There are a few Web site design guidelines that every budding Web site designer should keep in mind in order to attract more traffic to their site, because there’s nothing like a poorly designed site to instantly lose traffic and alienate potential visitors. While there are some exceptions to this rule, for the most part this holds true for the majority of Web sites out there.
You can have the best written content and the most targeted keywords on the Net, but if your website is visually jarring or completely confusing navigation-wise, you might be missing out on some potential traffic.

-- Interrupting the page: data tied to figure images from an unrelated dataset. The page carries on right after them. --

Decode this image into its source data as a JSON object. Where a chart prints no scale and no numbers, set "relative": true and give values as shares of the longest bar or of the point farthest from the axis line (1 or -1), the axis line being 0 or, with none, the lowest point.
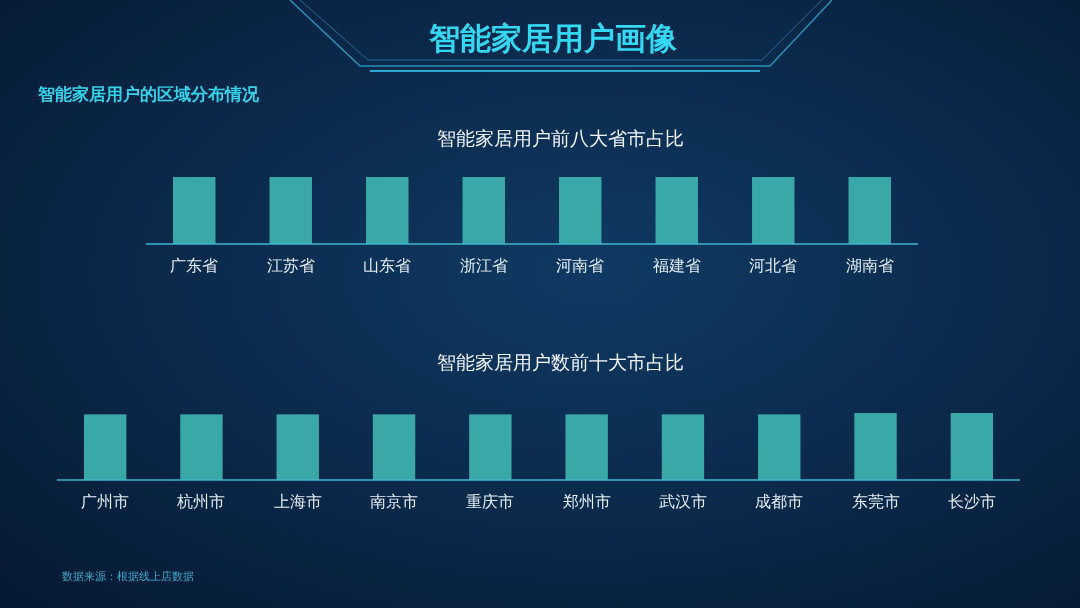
{
  "chart_data": [
    {
      "type": "other",
      "title": "智能家居用户画像",
      "subtitle": "智能家居用户的区域分布情况"
    },
    {
      "type": "bar",
      "title": "智能家居用户前八大省市占比",
      "categories": [
        "广东省",
        "江苏省",
        "山东省",
        "浙江省",
        "河南省",
        "福建省",
        "河北省",
        "湖南省"
      ],
      "values": [
        1,
        1,
        1,
        1,
        1,
        1,
        1,
        1
      ],
      "color": "#3aa8a8",
      "relative": true
    },
    {
      "type": "bar",
      "title": "智能家居用户数前十大市占比",
      "categories": [
        "广州市",
        "杭州市",
        "上海市",
        "南京市",
        "重庆市",
        "郑州市",
        "武汉市",
        "成都市",
        "东莞市",
        "长沙市"
      ],
      "values": [
        0.98,
        0.98,
        0.98,
        0.98,
        0.98,
        0.98,
        0.98,
        0.98,
        1,
        1
      ],
      "color": "#3aa8a8",
      "relative": true,
      "annotations": [
        "数据来源：根据线上店数据"
      ]
    }
  ]
}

KEYWORD-RICH PAGES. In the past you had to be extremely careful not to overuse your keyword phrases for fear that the search engines would consider you an engine spammer and penalize you. Six per page was the maximum number of repetitions suggested.
KEYWORD-RICH PAGE NAMES. Name your pages using keywords relevant to the product sold on that page, or the most relevant content. For example, if my page were about Proform Treadmills, I would call the page exactly that ‘proform-treadmills.html’.
SITE MAP. Offer your visitors a site map with links that point to all the important pages and sections of your site. If your site consists of one hundred or more pages, you may wish to break the site map up into separate pages.
RELEVANT CONTENT. Jill Whalen, a well-known search engine (SE) expert advises that you should work with at least 250 words on a page for search engine optimization purposes. More or less words will also work, but she makes the point that you need at least 250 words so that you can repeat your keyword phrases a number of times throughout the page without seeming ‘dopey’.
ELIMINATE CLUTTER. Search engines don’t read graphics or javascript, and they get confused when they encounter nested tables. If all that stuff precedes the first most important keyword phrases on your page, your ranking may be lowered as the SE considers that phrase less relevant, due to its low placement on the page.
Title Tags - The title tag is perhaps one of the most crucial factors in how a search engine will rank your site. The text you use in the title tag must include your most relevant keyword phrases. It must also make sense, as the title tag text is the wording that appears in the reverse bar of your browser. That’s the blue bar right across the top of your browser window. It is also what the text that most of the search engines will display as the title for your listing.
AVOID TRICKS AND DECEPTION. Google makes similar site quality recommendations to those below to help you avoid having your site removed from their index.
This includes using hidden text or links, sneaky redirects; pages loaded with irrelevant keywords and the use of ‘doorway’ pages. Google also recommends against creating subdomains and domains with essentially duplicate content.This includes using hidden text or links, sneaky redirects; pages loaded with irrelevant keywords and the use of ‘doorway’ pages. Google also recommends against creating subdomains and domains with essentially duplicate content.